Maksud sang cendikia kita adalah mengutip satu ayat di Alquran tentang agama Islam tidak boleh dipaksakan. Hal ini benar, setiap orang islam tidak boleh memaksa orang yang berkeyakinan lain untuk memeluk agama islam. Yang harus diperhatikan adalah ayat ini adalah untuk penyebaran agama. Sedangkan untuk setiap umat islam, dalam agama islam wajib bagi mereka untuk selalu patuh dan taat pada syariat yang berlaku dalam islam itu. Kalau memang tidak harus, tidak mungkin ada yang namanya Hukum Islam. Yang namanya Hukum itu mengikat. Nah, untuk menghindari dua hukum di satu objek hukum, dalam hal ini hukum formal mengakomodir hukum Islam didalamnya. Saya tekankan lagi, hanya di daerah-daerah tertentu saja dalam proses yang demokratis.



Lha, yang agama lain bagaimana?

Untuk menjawab pertanyaan ini sebenarnya tidak cukup hanya penjelasan teoritis tentang tenggang rasa saja. Kita nantinya harus melihat kenyataan dari daerah yang telah melakoni Perda ini.

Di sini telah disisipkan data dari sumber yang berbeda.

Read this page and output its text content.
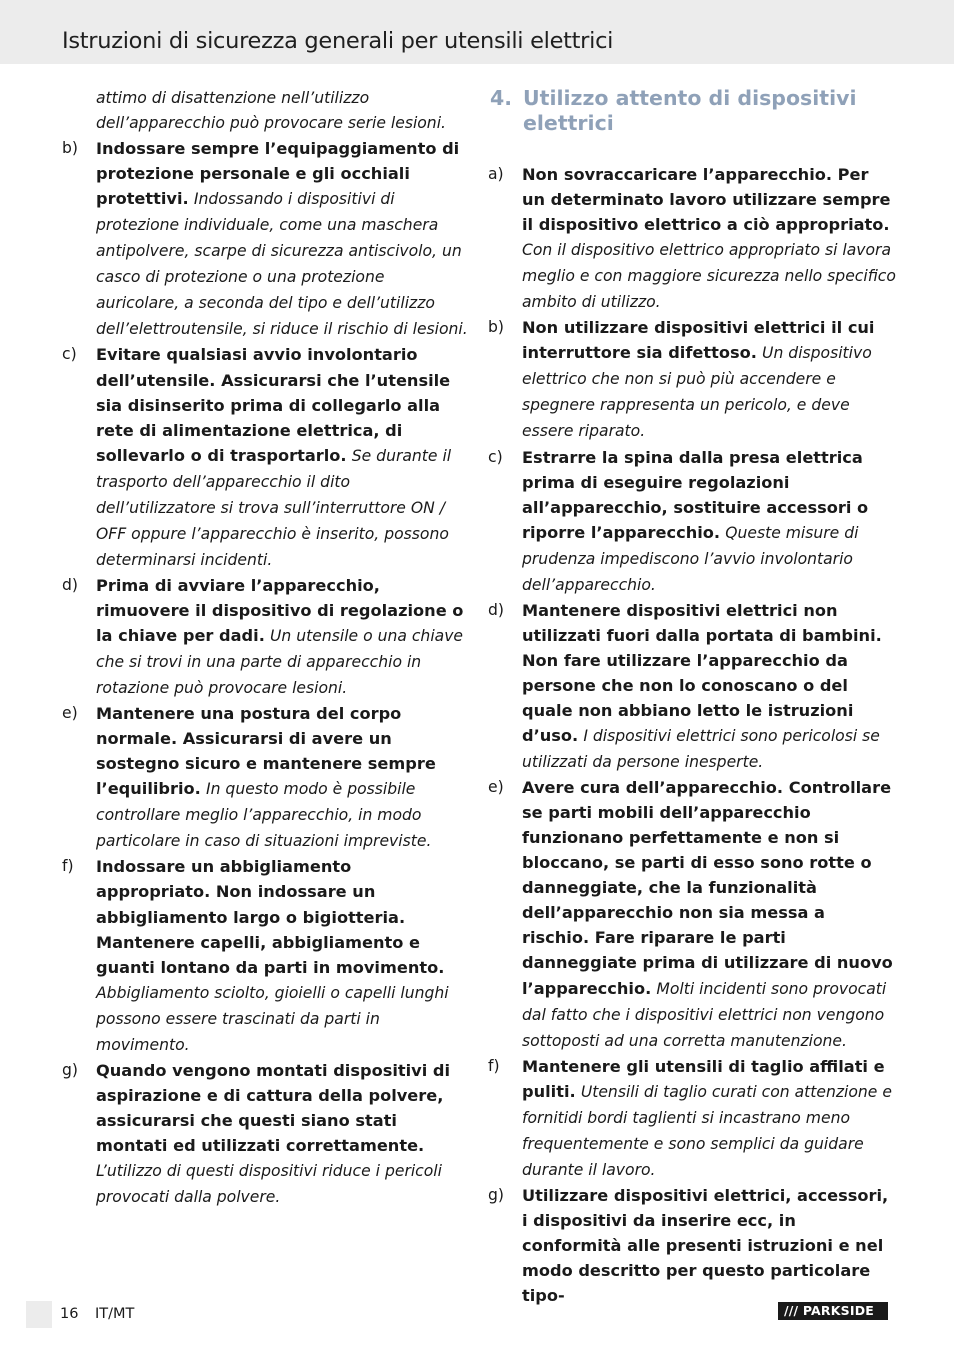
Istruzioni di sicurezza generali per utensili elettrici
attimo di disattenzione nell’utilizzo dell’apparecchio può provocare serie lesioni.
b) Indossare sempre l’equipaggiamento di protezione personale e gli occhiali protettivi. Indossando i dispositivi di protezione individuale, come una maschera antipolvere, scarpe di sicurezza antiscivolo, un casco di protezione o una protezione auricolare, a seconda del tipo e dell’utilizzo dell’elettroutensile, si riduce il rischio di lesioni.
c) Evitare qualsiasi avvio involontario dell’utensile. Assicurarsi che l’utensile sia disinserito prima di collegarlo alla rete di alimentazione elettrica, di sollevarlo o di trasportarlo. Se durante il trasporto dell’apparecchio il dito dell’utilizzatore si trova sull’interruttore ON / OFF oppure l’apparecchio è inserito, possono determinarsi incidenti.
d) Prima di avviare l’apparecchio, rimuovere il dispositivo di regolazione o la chiave per dadi. Un utensile o una chiave che si trovi in una parte di apparecchio in rotazione può provocare lesioni.
e) Mantenere una postura del corpo normale. Assicurarsi di avere un sostegno sicuro e mantenere sempre l’equilibrio. In questo modo è possibile controllare meglio l’apparecchio, in modo particolare in caso di situazioni impreviste.
f) Indossare un abbigliamento appropriato. Non indossare un abbigliamento largo o bigiotteria. Mantenere capelli, abbigliamento e guanti lontano da parti in movimento. Abbigliamento sciolto, gioielli o capelli lunghi possono essere trascinati da parti in movimento.
g) Quando vengono montati dispositivi di aspirazione e di cattura della polvere, assicurarsi che questi siano stati montati ed utilizzati correttamente. L’utilizzo di questi dispositivi riduce i pericoli provocati dalla polvere.
4. Utilizzo attento di dispositivi elettrici
a) Non sovraccaricare l’apparecchio. Per un determinato lavoro utilizzare sempre il dispositivo elettrico a ciò appropriato. Con il dispositivo elettrico appropriato si lavora meglio e con maggiore sicurezza nello specifico ambito di utilizzo.
b) Non utilizzare dispositivi elettrici il cui interruttore sia difettoso. Un dispositivo elettrico che non si può più accendere e spegnere rappresenta un pericolo, e deve essere riparato.
c) Estrarre la spina dalla presa elettrica prima di eseguire regolazioni all’apparecchio, sostituire accessori o riporre l’apparecchio. Queste misure di prudenza impediscono l’avvio involontario dell’apparecchio.
d) Mantenere dispositivi elettrici non utilizzati fuori dalla portata di bambini. Non fare utilizzare l’apparecchio da persone che non lo conoscano o del quale non abbiano letto le istruzioni d’uso. I dispositivi elettrici sono pericolosi se utilizzati da persone inesperte.
e) Avere cura dell’apparecchio. Controllare se parti mobili dell’apparecchio funzionano perfettamente e non si bloccano, se parti di esso sono rotte o danneggiate, che la funzionalità dell’apparecchio non sia messa a rischio. Fare riparare le parti danneggiate prima di utilizzare di nuovo l’apparecchio. Molti incidenti sono provocati dal fatto che i dispositivi elettrici non vengono sottoposti ad una corretta manutenzione.
f) Mantenere gli utensili di taglio affilati e puliti. Utensili di taglio curati con attenzione e fornitidi bordi taglienti si incastrano meno frequentemente e sono semplici da guidare durante il lavoro.
g) Utilizzare dispositivi elettrici, accessori, i dispositivi da inserire ecc, in conformità alle presenti istruzioni e nel modo descritto per questo particolare tipo-
16 IT/MT	/// PARKSIDE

Biasanya, Perda Syari’ah ini tidak berlaku untuk warga daerah yang beragama lain. Contohnya saja, tentang keharusan pemakaian jilbab. Setiap yang bukan muslim tidak harus memakai jilbab itu. Ini dibebaskan. Tapi biasanya warga daerah yang tidak memakai jilbab akan memakai baju yang relatif lebih longgar kalau tidak mau dikatakan baju kurung. Hal ini adalah semata-mata solidaritas, tidak ada paksaan sedikitpun. Normalnya seperti ini. Dan jika ada penyimpangan berupa pemaksaan atau hal lainnya, berarti daerah itu sendiri telah menyimpang dari Islam itu sendiri. Karena sebenarnya tidak ada paksaan dalam norma agama untuk hal seperti ini (setahu saya. Ye....).



Pesimis Akan Berhasilnya Perda Syari’ah

Selama ini kita sibuk mengkritisi setiap inovasi yang tidak lazim dilakukan. Kita harus ingat juga bahwasannya setiap yang diawali oleh niat yang baik yaitu demi meningkatkan moral bangsa selalu kita diiringi dengan doa. Termasuk untuk hal ini, kontra pasti ada, tetapi tidakkah kita bisa menghargai usaha ini? Karena kalau hanya mengandalkan yang lama Indonesia tidak lebih dari bangsa yang di-cap Amoral! Dan sayangnya sampai sekarang moral itu tak ada standar definisi yang jelas. Kapan orang dikatakan bermoral dan kapan tidak. Standarisasi?? (sepertinya harus, dan segera!!)